Fox Bites Off Baby's Finger In Cot Attack

A fox dragged a one-month-old baby from his cot and mauled his hand, biting off one finger, it has been reported.

The boy was left seriously injured after the animal crept into his bedroom in Bromley, southeast London.

His mother was alerted by his screaming and rushed into his room to see his hand in the animal's mouth, the Mail On Sunday reported.

After a short struggle, the mother managed to free him, but by then his finger had been ripped off.

Plastic surgeons were able to reattach the boy's finger and he is said to be recovering well at home.

The animal had got into the family home through an open backdoor.

Neighbour Paula Wellington told Sky News: "I was at work when it happened but heard about it when I got back. The ambulance was still here and then police forensics arrived.

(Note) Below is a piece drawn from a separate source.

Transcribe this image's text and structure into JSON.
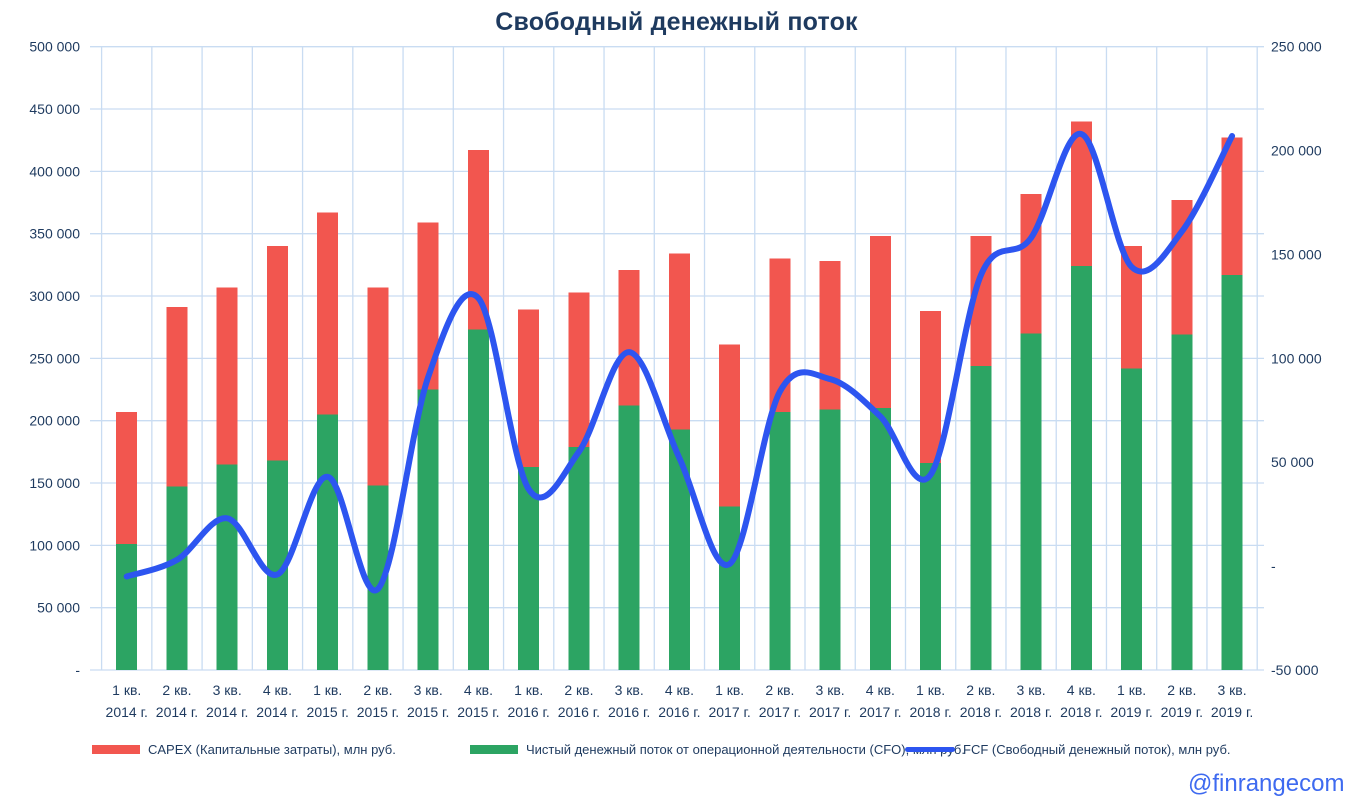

"I've seen foxes around here before but I've never heard anything like this. I saw the mother a couple of days ago and she told me the fox had got into the house and grabbed the baby.

"She was fighting with it, trying to pull it away from the baby. She said it lasted a couple of minutes and she had to wrestle the fox off the baby.

"The fox had the baby she said and she was really shaken by it. It's really scared everyone and the family have now moved out."

Another neighbour, Khadine Peters, said: "I was on the school run but when I got back I heard people screaming that a fox had attacked the baby. I think it's really terrible. You see them around here all the time.

"I look out of my window and often see a big fox sitting on the grass in the front garden. Something should be done about it but nothing has, no one from the council has been around."

A Metropolitan Police spokesman said: "We were called at 1638 on February 6 by staff at St Thomas's Hospital to reports a baby boy who had been admitted to hospital after being attacked by a fox.

"Police attended to find a four-week-old baby with a hand injury. The baby was admitted to hospital after the attack at its home address in Bromley."

London Mayor Boris Johnson said more needs to be done to deal with the problem of urban foxes.

"Thankfully this sort of attack, though terrible, is rare, but we must do more to tackle the growing problem of urban foxes," he said.

"They may appear cuddly and romantic but foxes are a pest and a menace, particularly in our cities."

A spokesperson from Lewisham Council, the local authority that covers the area, said: "Although rare, fox attacks can be devastating as this tragic case shows and our thoughts go out to the family at this difficult time."

The spokesperson advised residents to make their homes and back gardens "less attractive to foxes" by using repellents and "making sure that waste food is always disposed of in secure, lidded bins and containers".

An RSPCA spokeswoman said the only reason a fox would attack is due to fear.

"It's extremely unusual for foxes to attack young children or anyone," she said.

"It's not typical fox behaviour at all. Foxes will come closer to a house if there are food sources.

"Then they can become quite bold, but they usually do back off and run away when there's people around."

In June 2010, twin baby sisters Lola and Isabella Koupparis were attacked by a fox while sleeping in their cots in east London.

Isabella was found with deep cuts to her arm and Lola's face was covered in blood. Both underwent surgery at the Royal London Hospital.

The issue of foxes attacking humans has divided the public, with many sceptics questioning recent cases amid fears of a backlash against urban foxes.

In April last year, wildlife presenter Chris Packham said he simply did not believe reports of people getting attacked by the animals.

The broadcaster said there was no proof foxes attack dogs and cats and would only do so except in "exceptional circumstances".